The results were devastating once David settled. Managed by Christophe Galtier, Lille took on Paris Saint-Germain. “When I first arrived I didn’t think about winning any league titles,” David says “I just thought about getting myself into shape. But as the season goes on and you think anything’s possible. It’s incredible to finish in front of PSG given the finances they have. It will stay in my my mind for ever.”

David’s improvement was crucial. He scored 11 times after Christmas and opened the scoring when Lille clinched the title by beating Angers 2-1 on the final day. “The whole day leading up to the game I was nervous. This is the game that would define our whole season. You lose this game and all the work you did was for nothing. Everybody was a bit nervous.”


Fortunately David is adept at controlling his emotions. The disappointment for Lille is that their rise was unsustainable. The team broke up – Galtier manages PSG now – and it would not be a surprise to see David move on next summer. He has played well since Paulo Fonseca’s arrival at Lille. Fonseca’s attacking style has brought the best out of David, who has 10 goals this season.

It is important for David to feel free on the pitch. He analyses the art of finishing. “It’s when you have more time to think that you have doubts,” he says. “When a cross comes in I think it’s all up to instinct.
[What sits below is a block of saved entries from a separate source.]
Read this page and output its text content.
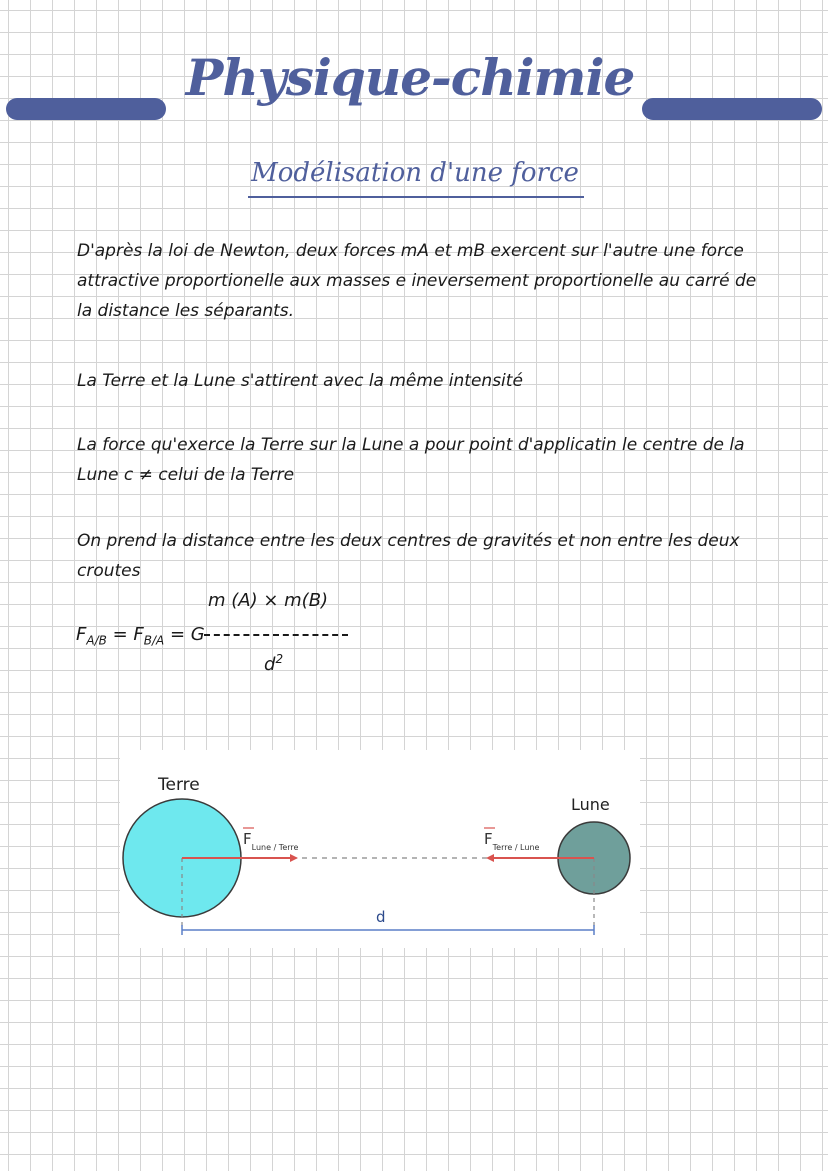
Physique-chimie
Modélisation d'une force
D'après la loi de Newton, deux forces mA et mB exercent sur l'autre une force attractive proportionelle aux masses e ineversement proportionelle au carré de la distance les séparants.
La Terre et la Lune s'attirent avec la même intensité
La force qu'exerce la Terre sur la Lune a pour point d'applicatin le centre de la Lune c ≠ celui de la Terre
On prend la distance entre les deux centres de gravités et non entre les deux croutes
m (A) × m(B)
$F_{A/B} = F_{B/A} = G$
$d^2$
Terre
Lune
$F_{Lune / Terre}$	$F_{Terre / Lune}$
d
It’s more when you’re going through against the goalkeeper and you have space to think about what you’re going to do that it becomes more difficult. But if it’s touch, finish, there’s no time to have doubts. Every game is an experience and you become better for it.”

David’s hero was Thierry Henry. The former Arsenal striker once said he valued an assist more than a goal. “I see where he’s coming from,” David says. “But for me it’s not at the same level. The goal is more! But the assist is close.
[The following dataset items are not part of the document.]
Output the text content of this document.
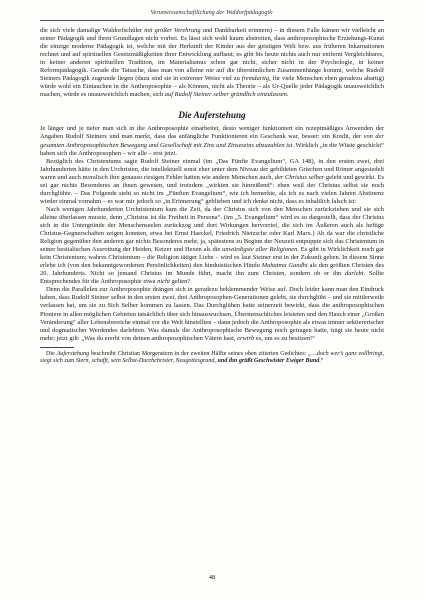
Verunwissenschaftlichung der Waldorfpädagogik·

die sich viele damalige Waldorfschüler mit großer Verehrung und Dankbarkeit erinnern) – in diesem Falle kämen wir vielleicht an seiner Pädagogik und ihren Grundlagen nicht vorbei. Es lässt sich wohl kaum abstreiten, dass anthroposophische Erziehungs-Kunst die einzige moderne Pädagogik ist, welche mit der Herkunft der Kinder aus der geistigen Welt bzw. aus früheren Inkarnationen rechnet und auf spirituellen Gesetzmäßigkeiten ihrer Entwicklung aufbaut; es gibt bis heute nichts auch nur entfernt Vergleichbares, in keiner anderen spirituellen Tradition, im Materialismus schon gar nicht, sicher nicht in der Psychologie, in keiner Reformpädagogik. Gerade die Tatsache, dass man von alleine nie auf die übersinnlichen Zusammenhänge kommt, welche Rudolf Steiners Pädagogik zugrunde liegen (dazu sind sie in extremer Weise viel zu fremdartig, für viele Menschen eben geradezu abartig) würde wohl ein Eintauchen in die Anthroposophie – als Können, nicht als Theorie – als Ur-Quelle jeder Pädagogik unausweichlich machen, würde es unausweichlich machen, sich auf Rudolf Steiner selber gründlich einzulassen.

Die Auferstehung

Je länger und je tiefer man sich in die Anthroposophie einarbeitet, desto weniger funktioniert ein rezeptmäßiges Anwenden der Angaben Rudolf Steiners und man merkt, dass das anfängliche Funktionieren ein Geschenk war, besser: ein Kredit, der von der gesamten Anthroposophischen Bewegung und Gesellschaft mit Zins und Zinseszins abzuzahlen ist. Wirklich „in die Wüste geschickt“ haben sich die Anthroposophen – wir alle – erst jetzt.

Bezüglich des Christentums sagte Rudolf Steiner einmal (im „Das Fünfte Evangelium“, GA 148), in den ersten zwei, drei Jahrhunderten hätte in den Urchristen, die intellektuell sonst eher unter dem Niveau der gebildeten Griechen und Römer angesiedelt waren und auch moralisch ihre genauso riesigen Fehler hatten wie andere Menschen auch, der Christus selber gelebt und gewirkt. Es sei gar nichts Besonderes an ihnen gewesen, und trotzdem „wirkten sie hinreißend“: eben weil der Christus selbst sie noch durchglühte. – Das Folgende steht so nicht im „Fünften Evangelium“, wie ich bemerkte, als ich es nach vielen Jahren Abstinenz wieder einmal vornahm – es war mir jedoch so „in Erinnerung“ geblieben und ich denke nicht, dass es inhaltlich falsch ist:

Nach wenigen Jahrhunderten Urchristentum kam die Zeit, da der Christus sich von den Menschen zurückziehen und sie sich alleine überlassen musste, denn „Christus ist die Freiheit in Persona“. (im „5. Evangelium“ wird es so dargestellt, dass der Christus sich in die Untergründe der Menschenseelen zurückzog und dort Wirkungen hervorrief, die sich im Äußeren auch als heftige Christus-Gegnerschaften zeigen konnten, etwa bei Ernst Haeckel, Friedrich Nietzsche oder Karl Marx.) Ab da war die christliche Religion gegenüber den anderen gar nichts Besonderes mehr, ja, spätestens zu Beginn der Neuzeit entpuppte sich das Christentum in seiner bestialischen Ausrottung der Heiden, Ketzer und Hexen als die unwürdigste aller Religionen. Es gibt in Wirklichkeit noch gar kein Christentum; wahres Christentum – die Religion tätiger Liebe – wird es laut Steiner erst in der Zukunft geben. In diesem Sinne erlebe ich (von den bekanntgewordenen Persönlichkeiten) den hinduistischen Hindu Mahatma Gandhi als den größten Christen des 20. Jahrhunderts. Nicht so jemand Christus im Munde führt, macht ihn zum Christen, sondern ob er ihn darlebt. Sollte Entsprechendes für die Anthroposophie etwa nicht gelten?

Denn die Parallelen zur Anthroposophie drängen sich in geradezu beklemmender Weise auf. Doch leider kann man den Eindruck haben, dass Rudolf Steiner selbst in den ersten zwei, drei Anthroposophen-Generationen gelebt, sie durchglüht – und sie mittlerweile verlassen hat, um sie zu Sich Selber kommen zu lassen. Das Durchglühen hatte seinerzeit bewirkt, dass die anthroposophischen Pioniere in allen möglichen Gebieten tatsächlich über sich hinauswuchsen, Übermenschliches leisteten und den Hauch einer „Großen Veränderung“ aller Lebensbereiche einmal vor die Welt hinstellten – dann jedoch die Anthroposophie als etwas immer sektiererischer und dogmatischer Werdendes darlebten. Was damals die Anthroposophische Bewegung noch getragen hatte, trägt sie heute nicht mehr; jetzt gilt: „Was du ererbt von deinen anthroposophischen Vätern hast, erwirb es, um es zu besitzen!“

Die Auferstehung beschreibt Christian Morgenstern in der zweiten Hälfte seines oben zitierten Gedichtes: „…doch wer’s ganz vollbringt, siegt sich zum Stern, schafft, sein Selbst-Durchchrister, Neugottesgrund, und ihn grüßt Geschwister Ewiger Bund.“

48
“My job is to score goals. But playing well and being involved in the game is what’s going to get me my goals. Getting my touches, combining, making my runs in behind. After that everything is set.”

Few players are better than De Bruyne when it comes to making chances. “All this guy thinks about is: ‘How can I assist my striker?’” David says of the Belgium midfielder. “To play with a guy like that would be a dream. You just have to run and you’ll get the ball. We just have to find a way to stop him.”